What’s at Stake in the Big Tech Antitrust Fight

Yesterday I shared information on the House Judiciary report and its scathing findings on tech biggies Amazon, Apple, Google and Facebook. Today we take a closer look at what’s really at stake for these companies.

As Alex Castro notes in The Verge, the politics of the report are “byzantine” yet the report sent a clear message in its 449 pages: “Apple, Amazon, Facebook, and Google have gotten too powerful. “

“The report is comprehensive, and it takes on each company from a different angle, laying out different problems and proposing different solutions,” Castro writes. “Despite the ‘Big Tech’ moniker, these are four very different companies, and the usual antitrust remedies will affect them very differently.”

At Amazon, Castro distills the problem succinctly: “Amazon is running too many businesses at once.” As a data company they have immediate access to enormous amounts of consumer data, which they leverage in real time to benefit their own brands and favored sale partners over competitors.

The suggested remedy for Amazon is new non-discrimination rules that would effectively prevent Amazon from giving its own products (specifically the Amazon Basics brand) a privileged edge over competitors’ products on their platform.

At Facebook, their monopoly rests in the fact that their closest competitors — Instagram, WhatsApp and Messenger — are their own products. And no one seriously believes new entrants in the market stand much of a chance to become real competition. So consumers put up with its bad behavior, poor data protection and misinformation because they really have little alternative.

The recommendations for Facebook is rather weak. Future acquisitions (traditionally they have gobbled up for their own any competitor that seriously threatened their market share) would be “scrutinized,” and the privacy issues would become the headache of the Justice Department. Meaning the real winners in this would be the lawyers.

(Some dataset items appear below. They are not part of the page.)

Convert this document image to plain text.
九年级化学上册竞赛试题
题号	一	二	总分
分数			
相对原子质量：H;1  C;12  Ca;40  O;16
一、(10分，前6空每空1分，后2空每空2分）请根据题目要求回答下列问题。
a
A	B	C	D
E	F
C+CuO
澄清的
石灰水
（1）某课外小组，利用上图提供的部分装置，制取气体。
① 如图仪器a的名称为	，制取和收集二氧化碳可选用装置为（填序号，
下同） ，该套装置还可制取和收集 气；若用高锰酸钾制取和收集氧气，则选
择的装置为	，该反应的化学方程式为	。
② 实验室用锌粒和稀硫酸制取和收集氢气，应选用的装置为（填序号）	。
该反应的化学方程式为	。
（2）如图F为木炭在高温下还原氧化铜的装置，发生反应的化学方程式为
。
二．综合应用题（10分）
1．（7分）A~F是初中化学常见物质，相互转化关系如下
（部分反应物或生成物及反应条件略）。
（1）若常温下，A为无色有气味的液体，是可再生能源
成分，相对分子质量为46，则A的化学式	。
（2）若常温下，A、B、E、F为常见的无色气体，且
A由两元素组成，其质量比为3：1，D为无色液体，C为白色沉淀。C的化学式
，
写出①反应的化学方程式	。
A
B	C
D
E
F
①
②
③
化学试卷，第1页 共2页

Apple’s case is, at first glance, a story of consumer demand growing beyond the point of being good for consumers. But it goes deeper than that. According to the report, “Apple exerts monopoly power in the mobile app store market, controlling access to more than 100 million iPhones and iPads in the U.S. In the absence of competition, Apple’s monopoly power over software distribution to iOS devices has resulted in harms to competitors and competition, reducing quality and innovation among app developers, and increasing prices and reducing choices for consumers.”

The result for Apple could be fairly immediate, Castro notes.

“For years, Apple has refused to let third-party apps use NFC on the iPhone — a crucial barrier for any third-party payment apps hoping to compete with Apple Pay,” Castro explains. “Default apps for music and weather would get a close look from regulators, and it’s likely that the App Store rankings would become more transparent and equitable.”

Finally, Google, the company whose motto is “don’t be evil.” While it might fall outside the definition of “evil,” Google has been evasive in answering years of questioning on their dominance of the search engine market.

“But if you accept that Google holds a central position on the web, a lot of other conduct starts to look more suspicious,” Castro notes. “The report details intense data-scraping from sites like Genius and Celebrity Net Worth, essentially turning the sites into data-feeders for Google search. Google’s own products like Maps and Shopping have been steadily eating up real estate on the search page. At the same time, Google has been striking an ever-harder bargain with its business partners. One partner testified that the price of using the Google Maps API skyrocketed in late 2018, changing their bill from $90 to $20,000 a month from October to December of that year. To would-be regulators, that looks a lot like monopoly power at work.”

What might Google look like in the future? While European regulators have been “paring back” the company’s reach, it’s still hazy what might “fix” the problem and what exactly needs to be done.

Is the genie completely out of the bottle on these companies, especially Google? Or can legislators and regulators come to some kind of understanding of the depth of the problem and craft a workable solution that doesn’t entirely disrupt the tech industry?

Either way, it’s going to get interesting.